Should Equality Be A Goal in Sexual Relationships?

I was recently asked about equality in sexual relationships and how you can make your relationships really equal. I share a few thoughts below.

Equality may seem like a reasonable goal when it comes to sexual relationships, but you likely want to be flexible with regard to your definition of equality.

You don’t want equality to necessarily refer to sameness. For example, you can achieve relative equality even if one person has more orgasms. Similarly, if you go down on your partner or initiate sex more often, these may not be signs of inequality, but simply indications of personal preference.

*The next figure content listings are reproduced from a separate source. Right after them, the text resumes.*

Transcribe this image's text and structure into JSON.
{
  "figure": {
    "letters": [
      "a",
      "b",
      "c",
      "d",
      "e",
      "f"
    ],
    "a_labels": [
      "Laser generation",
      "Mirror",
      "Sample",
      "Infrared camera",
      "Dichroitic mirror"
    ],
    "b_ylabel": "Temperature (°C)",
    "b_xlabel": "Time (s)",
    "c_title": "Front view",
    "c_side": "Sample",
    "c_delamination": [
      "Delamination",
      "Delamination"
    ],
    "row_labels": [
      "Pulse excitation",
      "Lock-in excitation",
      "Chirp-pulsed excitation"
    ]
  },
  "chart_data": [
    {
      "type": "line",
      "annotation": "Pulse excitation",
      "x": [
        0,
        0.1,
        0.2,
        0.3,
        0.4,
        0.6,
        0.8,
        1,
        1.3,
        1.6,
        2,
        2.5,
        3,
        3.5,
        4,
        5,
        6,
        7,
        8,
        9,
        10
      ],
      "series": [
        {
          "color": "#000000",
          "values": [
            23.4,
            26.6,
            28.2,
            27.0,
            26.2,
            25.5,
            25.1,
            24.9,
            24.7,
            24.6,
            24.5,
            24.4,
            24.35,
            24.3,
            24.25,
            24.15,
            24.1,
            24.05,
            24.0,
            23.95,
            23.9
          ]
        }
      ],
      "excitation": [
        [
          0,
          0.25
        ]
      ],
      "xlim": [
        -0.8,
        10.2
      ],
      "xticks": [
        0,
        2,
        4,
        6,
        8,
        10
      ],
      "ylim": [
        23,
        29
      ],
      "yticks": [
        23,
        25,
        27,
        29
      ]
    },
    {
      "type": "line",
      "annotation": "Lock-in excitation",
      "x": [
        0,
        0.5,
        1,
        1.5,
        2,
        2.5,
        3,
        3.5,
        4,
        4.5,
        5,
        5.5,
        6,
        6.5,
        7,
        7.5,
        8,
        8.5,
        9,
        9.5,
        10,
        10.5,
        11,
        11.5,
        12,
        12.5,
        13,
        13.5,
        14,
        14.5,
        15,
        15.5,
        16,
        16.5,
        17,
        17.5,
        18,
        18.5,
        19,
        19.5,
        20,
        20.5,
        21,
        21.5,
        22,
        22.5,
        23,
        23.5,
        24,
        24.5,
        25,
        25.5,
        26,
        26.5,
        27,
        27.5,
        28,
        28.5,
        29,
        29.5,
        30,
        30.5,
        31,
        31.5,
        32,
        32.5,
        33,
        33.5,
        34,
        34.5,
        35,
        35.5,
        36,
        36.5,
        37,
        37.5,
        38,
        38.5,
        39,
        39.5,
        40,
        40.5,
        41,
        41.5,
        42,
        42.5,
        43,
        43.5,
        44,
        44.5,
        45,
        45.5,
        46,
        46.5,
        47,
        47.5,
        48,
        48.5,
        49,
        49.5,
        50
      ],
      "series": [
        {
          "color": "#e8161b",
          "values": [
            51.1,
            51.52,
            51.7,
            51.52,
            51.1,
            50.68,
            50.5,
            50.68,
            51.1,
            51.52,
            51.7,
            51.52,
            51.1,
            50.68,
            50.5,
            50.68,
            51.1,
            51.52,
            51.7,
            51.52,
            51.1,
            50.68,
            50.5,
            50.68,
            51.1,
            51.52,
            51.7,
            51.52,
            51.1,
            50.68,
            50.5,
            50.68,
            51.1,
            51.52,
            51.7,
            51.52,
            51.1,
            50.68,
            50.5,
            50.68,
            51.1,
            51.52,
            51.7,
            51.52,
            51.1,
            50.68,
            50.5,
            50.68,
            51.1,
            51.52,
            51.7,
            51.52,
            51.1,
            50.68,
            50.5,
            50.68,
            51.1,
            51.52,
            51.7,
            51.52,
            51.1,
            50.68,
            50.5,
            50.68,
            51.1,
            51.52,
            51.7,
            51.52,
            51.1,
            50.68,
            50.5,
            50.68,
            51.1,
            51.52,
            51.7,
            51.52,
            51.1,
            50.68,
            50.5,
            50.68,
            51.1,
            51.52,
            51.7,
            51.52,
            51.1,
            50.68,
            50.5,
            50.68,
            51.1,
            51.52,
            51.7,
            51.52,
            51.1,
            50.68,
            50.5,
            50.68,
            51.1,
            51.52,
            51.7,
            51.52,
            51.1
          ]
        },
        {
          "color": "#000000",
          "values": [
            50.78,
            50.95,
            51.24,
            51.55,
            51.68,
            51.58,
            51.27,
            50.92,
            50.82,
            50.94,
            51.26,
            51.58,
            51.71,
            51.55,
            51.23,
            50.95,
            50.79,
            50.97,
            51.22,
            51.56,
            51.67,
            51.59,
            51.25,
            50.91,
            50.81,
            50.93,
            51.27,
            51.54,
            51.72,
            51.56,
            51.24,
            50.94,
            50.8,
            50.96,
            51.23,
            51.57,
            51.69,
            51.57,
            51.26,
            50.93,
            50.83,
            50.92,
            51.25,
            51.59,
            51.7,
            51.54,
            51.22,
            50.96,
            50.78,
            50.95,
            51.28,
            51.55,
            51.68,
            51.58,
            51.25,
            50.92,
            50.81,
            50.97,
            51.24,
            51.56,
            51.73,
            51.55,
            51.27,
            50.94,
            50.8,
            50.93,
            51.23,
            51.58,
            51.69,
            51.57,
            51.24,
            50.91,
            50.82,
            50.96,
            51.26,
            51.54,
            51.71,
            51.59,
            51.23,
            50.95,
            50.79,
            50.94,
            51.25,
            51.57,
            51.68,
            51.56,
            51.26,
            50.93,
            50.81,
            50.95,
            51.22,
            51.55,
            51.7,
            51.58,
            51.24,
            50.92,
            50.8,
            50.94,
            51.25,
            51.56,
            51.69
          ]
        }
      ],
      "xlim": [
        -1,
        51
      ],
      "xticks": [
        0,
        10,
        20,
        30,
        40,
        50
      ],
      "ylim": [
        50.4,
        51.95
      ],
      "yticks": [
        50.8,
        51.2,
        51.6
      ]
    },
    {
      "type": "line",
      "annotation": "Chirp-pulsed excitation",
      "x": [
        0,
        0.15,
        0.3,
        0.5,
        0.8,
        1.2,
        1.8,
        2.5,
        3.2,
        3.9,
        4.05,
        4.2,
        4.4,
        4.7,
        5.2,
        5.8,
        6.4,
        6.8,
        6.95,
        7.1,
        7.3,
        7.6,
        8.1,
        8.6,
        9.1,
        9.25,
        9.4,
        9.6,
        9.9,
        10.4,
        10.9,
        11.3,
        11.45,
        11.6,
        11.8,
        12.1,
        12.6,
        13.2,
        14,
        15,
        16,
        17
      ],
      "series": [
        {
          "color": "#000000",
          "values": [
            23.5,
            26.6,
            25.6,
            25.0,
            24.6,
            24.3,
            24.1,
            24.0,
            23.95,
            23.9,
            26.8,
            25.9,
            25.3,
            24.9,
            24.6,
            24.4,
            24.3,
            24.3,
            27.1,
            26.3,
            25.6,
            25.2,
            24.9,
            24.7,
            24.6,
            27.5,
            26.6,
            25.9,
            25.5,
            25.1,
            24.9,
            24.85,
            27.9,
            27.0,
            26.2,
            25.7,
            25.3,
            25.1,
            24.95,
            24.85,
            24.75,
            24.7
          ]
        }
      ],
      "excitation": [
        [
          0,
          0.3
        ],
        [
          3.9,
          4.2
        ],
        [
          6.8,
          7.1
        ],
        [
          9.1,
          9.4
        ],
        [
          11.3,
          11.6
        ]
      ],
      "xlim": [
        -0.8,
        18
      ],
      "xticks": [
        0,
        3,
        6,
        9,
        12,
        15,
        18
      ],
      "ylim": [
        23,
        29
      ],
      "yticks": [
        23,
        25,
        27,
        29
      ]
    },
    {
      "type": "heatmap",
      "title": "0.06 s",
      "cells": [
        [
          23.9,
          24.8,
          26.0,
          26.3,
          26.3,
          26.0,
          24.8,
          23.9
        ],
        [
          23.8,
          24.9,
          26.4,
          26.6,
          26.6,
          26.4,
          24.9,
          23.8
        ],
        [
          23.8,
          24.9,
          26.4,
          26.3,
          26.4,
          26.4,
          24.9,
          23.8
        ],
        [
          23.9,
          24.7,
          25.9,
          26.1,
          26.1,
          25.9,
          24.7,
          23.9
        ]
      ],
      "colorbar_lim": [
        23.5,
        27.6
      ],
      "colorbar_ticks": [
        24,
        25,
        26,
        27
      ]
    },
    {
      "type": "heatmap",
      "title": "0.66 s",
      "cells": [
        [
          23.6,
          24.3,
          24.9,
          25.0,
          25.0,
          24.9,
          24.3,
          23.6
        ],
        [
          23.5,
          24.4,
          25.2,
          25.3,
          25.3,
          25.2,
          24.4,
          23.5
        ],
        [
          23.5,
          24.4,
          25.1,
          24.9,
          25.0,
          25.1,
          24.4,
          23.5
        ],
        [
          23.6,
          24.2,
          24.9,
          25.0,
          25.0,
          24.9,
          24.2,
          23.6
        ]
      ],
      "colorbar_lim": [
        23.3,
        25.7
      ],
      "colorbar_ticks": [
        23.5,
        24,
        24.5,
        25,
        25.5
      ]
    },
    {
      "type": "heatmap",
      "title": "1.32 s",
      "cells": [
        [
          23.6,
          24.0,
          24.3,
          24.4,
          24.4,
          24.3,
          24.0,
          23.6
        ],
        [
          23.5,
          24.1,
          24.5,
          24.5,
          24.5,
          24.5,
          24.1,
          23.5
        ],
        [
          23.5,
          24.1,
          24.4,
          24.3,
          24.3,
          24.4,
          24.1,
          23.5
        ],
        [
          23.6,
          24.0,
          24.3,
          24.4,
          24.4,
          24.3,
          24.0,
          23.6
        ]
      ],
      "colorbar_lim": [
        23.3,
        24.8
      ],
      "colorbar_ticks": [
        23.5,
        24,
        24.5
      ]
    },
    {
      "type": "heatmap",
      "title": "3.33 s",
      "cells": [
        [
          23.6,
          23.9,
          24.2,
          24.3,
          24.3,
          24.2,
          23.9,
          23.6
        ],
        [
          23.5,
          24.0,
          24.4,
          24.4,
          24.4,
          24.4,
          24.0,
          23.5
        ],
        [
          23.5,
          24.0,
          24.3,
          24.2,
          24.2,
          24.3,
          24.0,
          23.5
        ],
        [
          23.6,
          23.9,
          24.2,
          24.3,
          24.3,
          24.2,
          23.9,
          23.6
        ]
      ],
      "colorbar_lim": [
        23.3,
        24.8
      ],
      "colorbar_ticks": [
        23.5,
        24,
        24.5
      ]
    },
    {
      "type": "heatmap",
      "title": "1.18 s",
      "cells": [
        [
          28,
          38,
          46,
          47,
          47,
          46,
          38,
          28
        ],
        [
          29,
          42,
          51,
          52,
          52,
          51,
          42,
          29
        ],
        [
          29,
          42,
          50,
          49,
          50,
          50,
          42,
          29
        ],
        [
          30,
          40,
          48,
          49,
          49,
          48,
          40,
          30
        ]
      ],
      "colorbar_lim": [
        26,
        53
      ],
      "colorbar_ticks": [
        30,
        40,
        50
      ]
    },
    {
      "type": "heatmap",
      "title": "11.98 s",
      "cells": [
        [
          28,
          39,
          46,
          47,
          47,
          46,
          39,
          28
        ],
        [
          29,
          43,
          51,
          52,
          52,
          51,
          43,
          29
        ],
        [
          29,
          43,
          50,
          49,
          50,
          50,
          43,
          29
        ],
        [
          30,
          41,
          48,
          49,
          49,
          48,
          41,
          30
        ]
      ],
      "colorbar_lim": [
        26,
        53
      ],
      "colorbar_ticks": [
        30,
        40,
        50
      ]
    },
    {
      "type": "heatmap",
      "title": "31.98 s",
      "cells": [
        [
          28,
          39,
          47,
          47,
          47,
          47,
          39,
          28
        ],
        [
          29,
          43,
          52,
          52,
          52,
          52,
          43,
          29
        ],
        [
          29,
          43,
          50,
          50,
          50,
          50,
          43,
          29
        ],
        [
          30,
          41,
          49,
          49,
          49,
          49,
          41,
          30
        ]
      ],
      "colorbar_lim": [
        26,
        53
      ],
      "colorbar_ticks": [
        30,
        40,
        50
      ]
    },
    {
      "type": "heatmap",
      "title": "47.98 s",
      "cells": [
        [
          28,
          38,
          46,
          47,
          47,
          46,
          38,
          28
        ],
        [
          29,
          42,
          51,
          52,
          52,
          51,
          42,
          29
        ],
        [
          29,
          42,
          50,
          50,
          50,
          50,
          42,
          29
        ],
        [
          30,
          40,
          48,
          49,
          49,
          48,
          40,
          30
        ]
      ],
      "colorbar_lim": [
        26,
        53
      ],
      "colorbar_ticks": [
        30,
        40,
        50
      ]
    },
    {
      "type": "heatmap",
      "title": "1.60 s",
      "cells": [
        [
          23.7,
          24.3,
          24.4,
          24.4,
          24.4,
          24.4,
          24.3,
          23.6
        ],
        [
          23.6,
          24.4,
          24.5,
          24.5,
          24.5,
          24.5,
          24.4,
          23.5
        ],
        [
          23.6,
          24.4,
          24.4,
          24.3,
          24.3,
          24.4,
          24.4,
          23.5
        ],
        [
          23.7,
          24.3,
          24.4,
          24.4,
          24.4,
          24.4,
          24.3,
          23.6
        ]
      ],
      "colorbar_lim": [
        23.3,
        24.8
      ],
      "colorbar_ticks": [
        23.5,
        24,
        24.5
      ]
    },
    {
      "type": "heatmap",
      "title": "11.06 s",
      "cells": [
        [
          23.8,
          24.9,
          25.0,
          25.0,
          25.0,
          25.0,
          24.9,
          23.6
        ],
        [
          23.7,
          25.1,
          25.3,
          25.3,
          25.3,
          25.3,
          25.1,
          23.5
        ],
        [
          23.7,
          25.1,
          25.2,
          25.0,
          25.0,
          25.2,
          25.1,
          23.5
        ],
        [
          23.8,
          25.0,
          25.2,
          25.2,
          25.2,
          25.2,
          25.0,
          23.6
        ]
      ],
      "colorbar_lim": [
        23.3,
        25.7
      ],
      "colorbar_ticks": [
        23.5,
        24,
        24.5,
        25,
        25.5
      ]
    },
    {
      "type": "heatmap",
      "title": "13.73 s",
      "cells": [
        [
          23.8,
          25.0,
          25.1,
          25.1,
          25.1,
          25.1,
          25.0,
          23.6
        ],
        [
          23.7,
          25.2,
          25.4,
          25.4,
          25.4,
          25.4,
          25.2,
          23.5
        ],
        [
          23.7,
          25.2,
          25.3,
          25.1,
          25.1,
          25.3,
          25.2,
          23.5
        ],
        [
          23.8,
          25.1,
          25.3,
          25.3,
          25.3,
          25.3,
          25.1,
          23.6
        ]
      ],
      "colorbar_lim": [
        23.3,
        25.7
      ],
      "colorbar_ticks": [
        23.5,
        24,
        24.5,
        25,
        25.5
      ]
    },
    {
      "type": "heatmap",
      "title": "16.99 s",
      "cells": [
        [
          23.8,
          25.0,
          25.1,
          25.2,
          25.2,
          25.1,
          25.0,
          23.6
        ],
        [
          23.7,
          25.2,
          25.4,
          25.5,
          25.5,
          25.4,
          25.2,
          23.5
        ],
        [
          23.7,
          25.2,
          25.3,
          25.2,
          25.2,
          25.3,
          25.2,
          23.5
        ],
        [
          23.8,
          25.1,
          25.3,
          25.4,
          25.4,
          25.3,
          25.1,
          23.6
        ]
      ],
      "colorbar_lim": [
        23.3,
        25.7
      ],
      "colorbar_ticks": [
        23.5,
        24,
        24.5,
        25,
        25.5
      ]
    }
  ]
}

It can certainly be problematic when one person is disproportionately tasked with initiating sex, but in some cases this works for both partners and is equally fulfilling.

You likely don’t want equality to be measured by keeping score of sexual advances or efforts. Oftentimes our perception of what we give versus what we take is biased — especially when we are keeping score or responding to sexual resentment (our own or our partner’s).

If you are aiming for equality in your sexual relationship, note that no specific encounter, day, week, or month will be split perfectly down the middle. Try to look at the big picture over the course of the relationship as opposed to a snapshot in time. For example, if your partner is working long hours to start a business, they may less inclined to initiate sex, so you can help by putting them in the mood in a manner that suits their desires. If you’re not in the mood for sex because of family stress, they can take more responsibility for helping to to relax and maintain intimacy — sexual and otherwise.

Oftentimes equality in the bedroom (or lack thereof) is a reflection of how you interact outside of the bedroom. If you perceive your partner as being ungenerous with regard to household chores, you might be inclined to be ungenerous when it comes to sex. But this tit-for-tat approach is ineffective. You’d be far better off expressing your needs and encouraging them to do the same.

In terms of pleasure, I’d be more concerned with assessing individual perceptions of fulfillment/satisfaction as opposed to perceptions of equality. One person may value sex more than the other, so the communication on pleasure and fulfillment on an individual level can be helpful.

Some questions/conversations to consider:

  • How do you feel about our sex life?
  • Is there anything you’d like me to do more of?
  • I’d really like to try _______ with you.
  • Would you like me to initiate more? How do you want to be seduced?
  • What would make sex more emotionally fulfilling for you?
  • How can we make sex more physically fulfilling?